Максат вернулся к себе в комнату, взяв с собой домашний телефон, он намеревался позвонить Аскару и обговорить подробности предстоящей работы, но у того было занято. Тогда Максат набрал номер Балтабая. В трубке раздались гудки ожидания, и уже через секунду он услышал характерный, хрипловатый голос:

– Да?

– Алло, Балтабай? Это я… – он не договорил.

– Максат! Приехал все-таки! – воскликнул Балтабай, – по работе или просто так?

– Да разве просто так сейчас ездят? – пошутил он, – работенка тут одна. Только сегодня приехал, дай, думаю, позвоню.

– Ты где остановился? Давай, ежели что, подтягивайся, я адрес только назову.

Максат не удивился такому приему, это было вполне в духе Балтабая.

– Да я дома, у Маржан-апы сейчас.

– А, понятненько. Давай, я заеду сейчас, я тут местечко одно знаю, посидим, обговорим все…

Следующие несколько минут у Максата ушли на то, чтобы переубедить Балтабая: тот никак не сдавался и порывался немедленно заехать за Максатом. Наконец, Максату с трудом удалось перенести встречу на завтра.
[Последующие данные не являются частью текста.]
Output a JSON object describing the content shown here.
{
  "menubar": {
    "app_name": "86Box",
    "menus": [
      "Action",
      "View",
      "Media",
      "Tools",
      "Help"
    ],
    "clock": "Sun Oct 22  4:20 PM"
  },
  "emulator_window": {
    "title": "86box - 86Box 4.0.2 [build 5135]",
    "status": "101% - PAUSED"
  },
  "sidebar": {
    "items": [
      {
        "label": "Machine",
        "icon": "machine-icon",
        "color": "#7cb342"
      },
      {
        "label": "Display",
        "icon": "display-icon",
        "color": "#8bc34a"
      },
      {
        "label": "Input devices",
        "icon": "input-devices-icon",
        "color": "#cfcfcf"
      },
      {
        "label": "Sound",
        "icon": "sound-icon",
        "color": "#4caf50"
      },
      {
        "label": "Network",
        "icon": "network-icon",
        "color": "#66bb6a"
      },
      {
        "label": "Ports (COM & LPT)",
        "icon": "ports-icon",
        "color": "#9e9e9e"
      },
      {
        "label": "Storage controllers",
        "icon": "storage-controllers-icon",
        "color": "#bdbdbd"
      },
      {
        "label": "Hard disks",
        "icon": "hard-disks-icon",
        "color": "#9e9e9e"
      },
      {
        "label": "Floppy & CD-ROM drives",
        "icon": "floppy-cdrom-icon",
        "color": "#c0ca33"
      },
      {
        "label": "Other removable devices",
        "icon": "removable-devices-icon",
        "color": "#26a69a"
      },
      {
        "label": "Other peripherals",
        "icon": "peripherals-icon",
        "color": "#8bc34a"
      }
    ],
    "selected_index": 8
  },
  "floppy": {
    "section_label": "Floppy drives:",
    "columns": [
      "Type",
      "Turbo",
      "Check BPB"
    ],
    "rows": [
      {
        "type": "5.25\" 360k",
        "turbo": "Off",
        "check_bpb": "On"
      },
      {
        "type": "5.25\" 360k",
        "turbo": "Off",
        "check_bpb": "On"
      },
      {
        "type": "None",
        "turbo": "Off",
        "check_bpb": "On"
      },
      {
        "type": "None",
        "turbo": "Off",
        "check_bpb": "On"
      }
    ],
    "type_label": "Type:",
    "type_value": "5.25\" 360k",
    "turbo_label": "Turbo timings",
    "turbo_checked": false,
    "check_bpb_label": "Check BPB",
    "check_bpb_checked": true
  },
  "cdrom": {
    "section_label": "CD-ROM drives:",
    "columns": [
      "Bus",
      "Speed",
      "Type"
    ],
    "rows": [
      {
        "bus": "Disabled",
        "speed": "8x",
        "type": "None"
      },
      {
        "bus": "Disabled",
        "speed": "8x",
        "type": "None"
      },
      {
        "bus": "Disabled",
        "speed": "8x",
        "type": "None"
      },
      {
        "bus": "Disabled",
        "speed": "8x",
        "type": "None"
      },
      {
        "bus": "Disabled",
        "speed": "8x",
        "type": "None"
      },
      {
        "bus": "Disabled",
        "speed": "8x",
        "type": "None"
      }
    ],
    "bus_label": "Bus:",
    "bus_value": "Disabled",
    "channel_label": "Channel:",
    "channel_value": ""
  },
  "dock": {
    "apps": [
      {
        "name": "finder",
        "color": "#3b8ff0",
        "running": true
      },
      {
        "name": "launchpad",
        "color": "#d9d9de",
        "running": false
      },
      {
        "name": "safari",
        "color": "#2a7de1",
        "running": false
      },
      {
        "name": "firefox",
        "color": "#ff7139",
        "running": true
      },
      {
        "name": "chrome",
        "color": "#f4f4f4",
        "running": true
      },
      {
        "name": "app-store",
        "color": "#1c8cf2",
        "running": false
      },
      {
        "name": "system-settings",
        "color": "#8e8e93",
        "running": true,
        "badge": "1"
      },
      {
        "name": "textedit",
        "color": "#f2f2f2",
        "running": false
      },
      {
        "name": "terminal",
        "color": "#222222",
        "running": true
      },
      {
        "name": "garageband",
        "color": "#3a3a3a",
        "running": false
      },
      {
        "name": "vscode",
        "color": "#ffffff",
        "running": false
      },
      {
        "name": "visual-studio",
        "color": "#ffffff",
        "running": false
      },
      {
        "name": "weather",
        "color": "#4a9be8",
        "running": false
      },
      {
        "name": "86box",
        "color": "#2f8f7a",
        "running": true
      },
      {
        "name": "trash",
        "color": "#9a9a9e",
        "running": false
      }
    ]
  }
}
– Хорошо, тогда я завтра к тебе заеду, – проговорил Балтабай. – Кстати, ты сюда на поезде приехал или на колесах?

– Как обычно.

– Вот как раз, у меня тут автосалон, сейчас авто еще на прокат даем. Тебе, конечно, бесплатно, ну, пока в городе поездишь.

Эта новость Максата приятно удивила.

– Договорились, завтра все обговорим подробнее.

Наконец, попрощавшись, Максат положил трубку. После того, как он немного поспал, ему удалось передохнуть с дороги, теперь настроение у него поднялось, и затея с приездом показалась ему не такой уж и плохой.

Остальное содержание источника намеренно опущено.